WCJ: You’ve said you have been in every branch of show business except the circus and the grand opera. What have you learned from all your experience?

AA: If you’re an actor once you’re committed to do something, you’ve got to do it. I have found, as you will find in your profession, every job you do, you will learn. Sometimes, and this applies to your work too, you may not realize that you learned something but maybe years later you will say, I think I can do this better. The fascinating part of it is you may not realize why you know how to do something better but something goes on in your brain. It is called experience.

If you enjoy your work, which I hope you will, things add up. There was a philosopher, Coue, and his motto was, “every day in every way I am getting better and better”. It is a nice thought isn’t it?

WCJ: What was it like for you to work with Orson Welles?

AA: Everyone asks me that and of course they do, he was a fascinating man. He was a man of many talents. You see my answer to this would not be somebody else’s answer. The reason for this was that I was a child. He was very kind to me. He scolded the other actors, but not me.
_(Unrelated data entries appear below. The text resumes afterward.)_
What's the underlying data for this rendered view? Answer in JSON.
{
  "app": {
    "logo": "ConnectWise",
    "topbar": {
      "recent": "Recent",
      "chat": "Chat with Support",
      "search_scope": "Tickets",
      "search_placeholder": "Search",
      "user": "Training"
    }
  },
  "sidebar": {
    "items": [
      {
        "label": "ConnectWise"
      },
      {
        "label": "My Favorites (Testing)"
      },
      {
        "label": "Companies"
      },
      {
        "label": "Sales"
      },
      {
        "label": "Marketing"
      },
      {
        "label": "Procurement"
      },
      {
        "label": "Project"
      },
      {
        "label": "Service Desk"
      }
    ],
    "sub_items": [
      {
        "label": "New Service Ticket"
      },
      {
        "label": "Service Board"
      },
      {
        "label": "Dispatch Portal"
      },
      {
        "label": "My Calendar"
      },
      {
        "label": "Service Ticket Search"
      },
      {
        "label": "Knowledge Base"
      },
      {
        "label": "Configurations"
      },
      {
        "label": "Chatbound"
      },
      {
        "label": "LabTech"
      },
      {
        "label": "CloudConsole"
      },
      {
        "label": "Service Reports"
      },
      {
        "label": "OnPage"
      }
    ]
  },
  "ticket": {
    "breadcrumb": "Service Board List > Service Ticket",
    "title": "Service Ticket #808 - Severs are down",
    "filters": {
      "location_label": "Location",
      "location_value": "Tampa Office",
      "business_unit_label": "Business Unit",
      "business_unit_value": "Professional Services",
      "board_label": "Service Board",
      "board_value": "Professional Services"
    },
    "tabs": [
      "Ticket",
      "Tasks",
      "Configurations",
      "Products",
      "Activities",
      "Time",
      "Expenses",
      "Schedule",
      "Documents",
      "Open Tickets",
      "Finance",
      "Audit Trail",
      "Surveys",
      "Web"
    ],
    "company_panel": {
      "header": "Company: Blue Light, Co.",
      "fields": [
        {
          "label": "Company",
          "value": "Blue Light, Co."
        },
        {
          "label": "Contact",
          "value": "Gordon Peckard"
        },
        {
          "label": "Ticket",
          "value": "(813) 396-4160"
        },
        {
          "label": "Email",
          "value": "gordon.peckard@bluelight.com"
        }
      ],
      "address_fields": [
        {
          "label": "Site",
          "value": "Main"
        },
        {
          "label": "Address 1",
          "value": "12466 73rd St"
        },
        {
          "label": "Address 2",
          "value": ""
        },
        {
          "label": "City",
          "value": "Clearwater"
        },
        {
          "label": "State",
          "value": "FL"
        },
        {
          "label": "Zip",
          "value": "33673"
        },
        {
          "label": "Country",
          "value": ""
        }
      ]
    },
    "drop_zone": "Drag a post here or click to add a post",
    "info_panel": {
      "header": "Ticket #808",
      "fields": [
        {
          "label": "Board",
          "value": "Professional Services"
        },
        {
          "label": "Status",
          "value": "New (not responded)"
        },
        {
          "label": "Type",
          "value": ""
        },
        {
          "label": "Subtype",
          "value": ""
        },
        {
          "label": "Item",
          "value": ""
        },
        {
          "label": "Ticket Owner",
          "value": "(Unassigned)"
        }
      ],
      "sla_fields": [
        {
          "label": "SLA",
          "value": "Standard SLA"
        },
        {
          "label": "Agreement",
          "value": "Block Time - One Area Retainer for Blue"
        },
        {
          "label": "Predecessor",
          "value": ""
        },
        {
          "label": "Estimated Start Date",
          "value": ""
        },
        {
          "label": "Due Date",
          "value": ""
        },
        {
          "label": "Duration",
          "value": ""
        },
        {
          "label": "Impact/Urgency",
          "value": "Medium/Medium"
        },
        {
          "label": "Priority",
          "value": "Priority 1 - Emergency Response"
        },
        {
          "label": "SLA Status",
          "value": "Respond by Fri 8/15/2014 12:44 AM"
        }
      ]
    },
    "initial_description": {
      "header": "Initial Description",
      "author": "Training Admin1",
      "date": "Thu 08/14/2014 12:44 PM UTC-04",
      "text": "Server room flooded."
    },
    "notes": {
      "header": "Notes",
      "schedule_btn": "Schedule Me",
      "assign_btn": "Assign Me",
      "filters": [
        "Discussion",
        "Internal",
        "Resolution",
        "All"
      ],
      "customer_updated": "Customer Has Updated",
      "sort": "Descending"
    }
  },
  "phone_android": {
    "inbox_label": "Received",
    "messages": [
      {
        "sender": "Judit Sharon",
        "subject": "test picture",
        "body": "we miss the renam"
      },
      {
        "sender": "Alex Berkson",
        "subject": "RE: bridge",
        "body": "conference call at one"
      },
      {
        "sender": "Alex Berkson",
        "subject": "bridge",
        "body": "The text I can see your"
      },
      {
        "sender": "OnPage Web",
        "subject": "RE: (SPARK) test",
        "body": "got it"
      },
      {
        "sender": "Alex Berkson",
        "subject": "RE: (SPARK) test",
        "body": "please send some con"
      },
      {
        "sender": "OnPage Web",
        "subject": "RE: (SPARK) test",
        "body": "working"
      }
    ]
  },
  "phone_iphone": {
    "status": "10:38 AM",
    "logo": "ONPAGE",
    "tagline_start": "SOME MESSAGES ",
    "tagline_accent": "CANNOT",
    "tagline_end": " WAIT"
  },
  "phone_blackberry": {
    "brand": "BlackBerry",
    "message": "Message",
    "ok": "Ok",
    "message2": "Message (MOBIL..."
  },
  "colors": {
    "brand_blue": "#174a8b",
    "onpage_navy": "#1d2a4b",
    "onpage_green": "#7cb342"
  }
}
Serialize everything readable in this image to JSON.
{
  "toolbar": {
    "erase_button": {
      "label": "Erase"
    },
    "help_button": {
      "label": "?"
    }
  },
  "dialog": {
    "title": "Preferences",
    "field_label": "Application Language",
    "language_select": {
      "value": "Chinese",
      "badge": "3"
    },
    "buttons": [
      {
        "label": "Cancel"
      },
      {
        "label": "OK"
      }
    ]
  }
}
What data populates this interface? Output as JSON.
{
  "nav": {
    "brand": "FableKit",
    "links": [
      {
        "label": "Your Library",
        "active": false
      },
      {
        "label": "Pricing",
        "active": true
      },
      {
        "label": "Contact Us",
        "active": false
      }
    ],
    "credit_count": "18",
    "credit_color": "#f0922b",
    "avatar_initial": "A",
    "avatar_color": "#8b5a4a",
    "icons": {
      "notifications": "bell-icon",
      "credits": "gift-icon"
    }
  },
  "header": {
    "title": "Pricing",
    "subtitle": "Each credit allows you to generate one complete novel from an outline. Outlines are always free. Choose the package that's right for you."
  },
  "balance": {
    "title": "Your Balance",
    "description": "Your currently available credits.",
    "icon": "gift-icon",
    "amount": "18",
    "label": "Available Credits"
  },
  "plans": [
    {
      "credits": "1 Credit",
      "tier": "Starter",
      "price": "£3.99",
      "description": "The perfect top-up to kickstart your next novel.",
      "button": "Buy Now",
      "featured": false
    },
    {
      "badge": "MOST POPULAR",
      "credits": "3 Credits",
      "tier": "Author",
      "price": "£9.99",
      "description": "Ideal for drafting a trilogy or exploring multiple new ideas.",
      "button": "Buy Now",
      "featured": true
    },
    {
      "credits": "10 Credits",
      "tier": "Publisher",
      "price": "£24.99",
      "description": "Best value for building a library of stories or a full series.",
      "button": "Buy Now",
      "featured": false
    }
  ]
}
 One of my favorite stories is when we were rehearsing for Julius Caesar far into the night. I was sleeping in one of the back seats of the theatre. Orson saw me there and said, “Go home dear boy”. So I went home. The others, they could not go home. I never forgot that. He could be very harsh with people but not with me. It was again, learning.

WCJ: You played the Ghost of Christmas past in the original 1938 broadcast of A Christmas Carol. Does this re-creation bring back any memories for you?

AA: It brings back very happy memories because it is a lovely story. I was 16 years old, my voice was just changing and I was surprised Orson called me for this part. When people think of ghost they think of old dead people, right? Well you read the description of the ghost and it is a young ghost. These ghosts are different, they are much more interestingly written. The descriptions of the ghosts are weird and wonderful.

I listened to the tape at home from the original broadcast in 1938. I wanted to analyze the way I would do it when I got here but I forgot to do that because I was so hooked by the story. I was the audience, I wasn’t an actor.

WCJ: What kind of advice would you give an aspiring student who wanted to go into the acting industry?

AA: If you are serious about it you should work with other actors and learn from it. My main advice is as you get to work with younger people, maybe you become the best one; if you’re the best one, get out because you won’t learn anything. Have the courage to walk away and keep learning.

WCJ: What was the point where you realized you could make a living off of acting and radio?

AA: That’s a good question. All this time I was living with my mother and my father and I was working radio, television, and stage. I had a stage play, a regular radio show, and commercials. One day I picked up the Village Voice, a weekly newspaper published in Grenage Village and I started looking at apartments for rent. I don’t know how it came over me but that was the point which I said, well, I think I can do this. I found an apartment and the rent was $45 a month. These days you can’t even rent a closet for that in New York City.

But that was the turning point. Now, I don’t remember thinking that to myself then, but some of the most important decisions you will make are not reasonable, they are completely emotional.

WCJ: You became the voice of Lucky the Leprechaun for Lucky Charms cereal for 29 years. How did you get that part?

AA: It was a god sent. I never had a contract with Lucky Charms cereal, they would call and I would record a voice and I never knew when they would call again. It was wonderful. I was not Arthur Anderson, I was a leprechaun.

WCJ: What do you think about WNC?

AA: I think it’s charming. This is another adventure, I love it. I understand that people come here from New York and have summer homes here and I can see why, it’s beautiful.